Shifting Engineering “Left”
The first test of TWAI-DS came when Doxas and Strelich applied AI to a collection of 500 fictional short stories; each was 50 paragraphs long, and the first and last paragraphs were identical. The authors had to create a narrative that would mesh their 48 paragraphs with the bookend paragraphs. Despite the differences in the middle, TWAI-DS recognized a pattern, something to consider if the stories were aimed at developing something.
“It showed there is a formula here,” Strelich said. “Could it be one that predicts an engineering system? Well, they are just fiction stories, so, ‘no.’ but… there was an underlying dynamical system, that may be applicable to engineering ‘stories’ too” Strelich said
Leveraging Northrop Grumman intellectual property, TWAI-DS now churns through engineering materials, essentially training itself and building a foundation that “we think will reveal the structure and cognitive dynamics of how humans create and refine mature engineering solutions,” Strelich said. The hope is that by applying AI to systems thinking, product and systems development can shift “left”— a point where engineers will see their stories unfolding in real time and can immediately glean insight that benefits projects.

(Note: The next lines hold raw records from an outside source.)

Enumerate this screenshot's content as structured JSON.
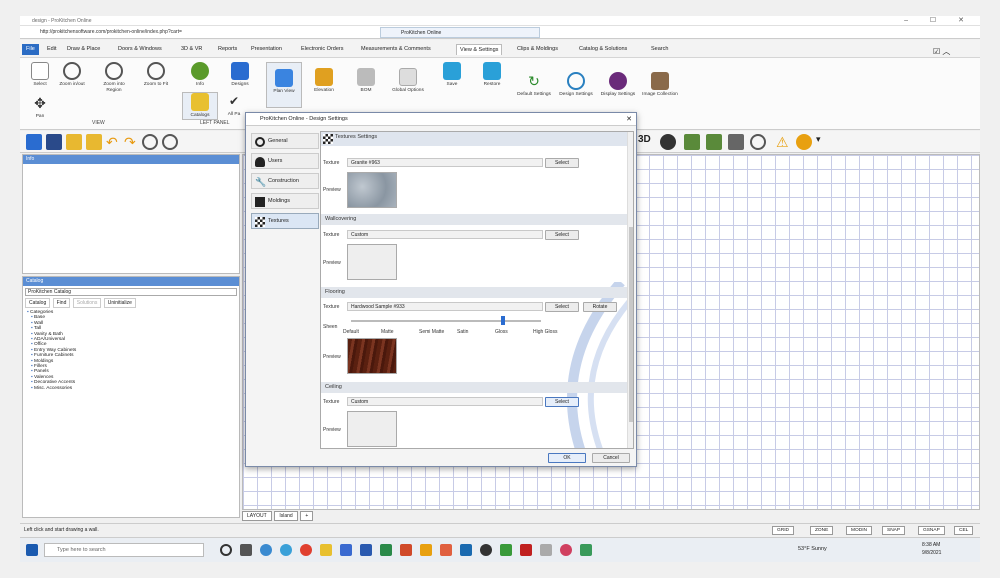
{
  "browser": {
    "window_title": "design - ProKitchen Online",
    "url": "http://prokitchensoftware.com/prokitchen-online/index.php?cart=",
    "tab_title": "ProKitchen Online",
    "controls": "–  ☐  ✕"
  },
  "menu": {
    "items": [
      "File",
      "Edit",
      "Draw & Place",
      "Doors & Windows",
      "3D & VR",
      "Reports",
      "Presentation",
      "Electronic Orders",
      "Measurements & Comments",
      "View & Settings",
      "Clips & Moldings",
      "Catalog & Solutions",
      "Search"
    ]
  },
  "ribbon": {
    "view_buttons": [
      "Select",
      "Zoom in/out",
      "Zoom into Region",
      "Zoom to Fit"
    ],
    "pan": "Pan",
    "left_buttons": [
      "Info",
      "Designs"
    ],
    "catalogs": "Catalogs",
    "all_panels": "All Pa",
    "view_group": "VIEW",
    "left_panel_group": "LEFT PANEL",
    "right_buttons": [
      "Plan View",
      "Elevation",
      "BOM",
      "Global Options",
      "Save",
      "Restore",
      "Default Settings",
      "Design Settings",
      "Display Settings",
      "Image Collection"
    ]
  },
  "info_panel": {
    "title": "Info"
  },
  "catalog_panel": {
    "title": "Catalog",
    "selected": "ProKitchen Catalog",
    "tabs": [
      "Catalog",
      "Find",
      "Solutions",
      "Uninitialize"
    ],
    "tree_root": "Categories",
    "tree_items": [
      "Base",
      "Wall",
      "Tall",
      "Vanity & Bath",
      "ADA/Universal",
      "Office",
      "Entry Way Cabinets",
      "Furniture Cabinets",
      "Moldings",
      "Fillers",
      "Panels",
      "Valences",
      "Decorative Accents",
      "Misc. Accessories"
    ]
  },
  "grid_tabs": [
    "LAYOUT",
    "Island",
    "+"
  ],
  "status": {
    "message": "Left click and start drawing a wall.",
    "buttons": [
      "GRID",
      "ZONE",
      "MODIN",
      "SNAP",
      "GSNAP",
      "CEL"
    ]
  },
  "taskbar": {
    "search_placeholder": "Type here to search",
    "weather": "53°F Sunny",
    "time": "8:38 AM",
    "date": "9/8/2021"
  },
  "dialog": {
    "title": "ProKitchen Online - Design Settings",
    "nav": [
      "General",
      "Users",
      "Construction",
      "Moldings",
      "Textures"
    ],
    "header": "Textures Settings",
    "texture_label": "Texture",
    "preview_label": "Preview",
    "select_label": "Select",
    "rotate_label": "Rotate",
    "top_texture": "Granite #963",
    "sections": [
      {
        "name": "Wallcovering",
        "texture": "Custom"
      },
      {
        "name": "Flooring",
        "texture": "Hardwood Sample #933"
      },
      {
        "name": "Ceiling",
        "texture": "Custom"
      }
    ],
    "sheen_label": "Sheen",
    "sheen_levels": [
      "Default",
      "Matte",
      "Semi Matte",
      "Satin",
      "Gloss",
      "High Gloss"
    ],
    "sheen_value": 4,
    "ok": "OK",
    "cancel": "Cancel"
  },
  "colors": {
    "accent": "#2b6cc4",
    "granite": "#9aa6b0",
    "wood": "#6b2a1a",
    "grid": "#c7cbe6"
  }
}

AI Identified Stories Inform Engineering, which Could Shape Modern Military Communications
Strelich likens TWAI-DS to a self-teaching hammer. “Imagine the hammer learning how to be a hammer while being used by a master carpenter. When the hammer is handed to an apprentice carpenter, it knows the difference between a nail and a screw, and how not to bend a nail or smash a thumb.”
The insights revealed by TWAI-DS could lead to advancements that create a modern military, sophisticated communication systems and perhaps inventions that haven’t yet been considered. “We hope it will attract new clients,” Doxas said, “but also enable us to build better things, cheaper and quicker.”
“Engineering has a very formalized story technique,” Strelich said. “It’s repeatable, measurable. If anything can lend itself to formalization of this approach it is engineering. It will let engineers pick up a signal out of a lot of noise.”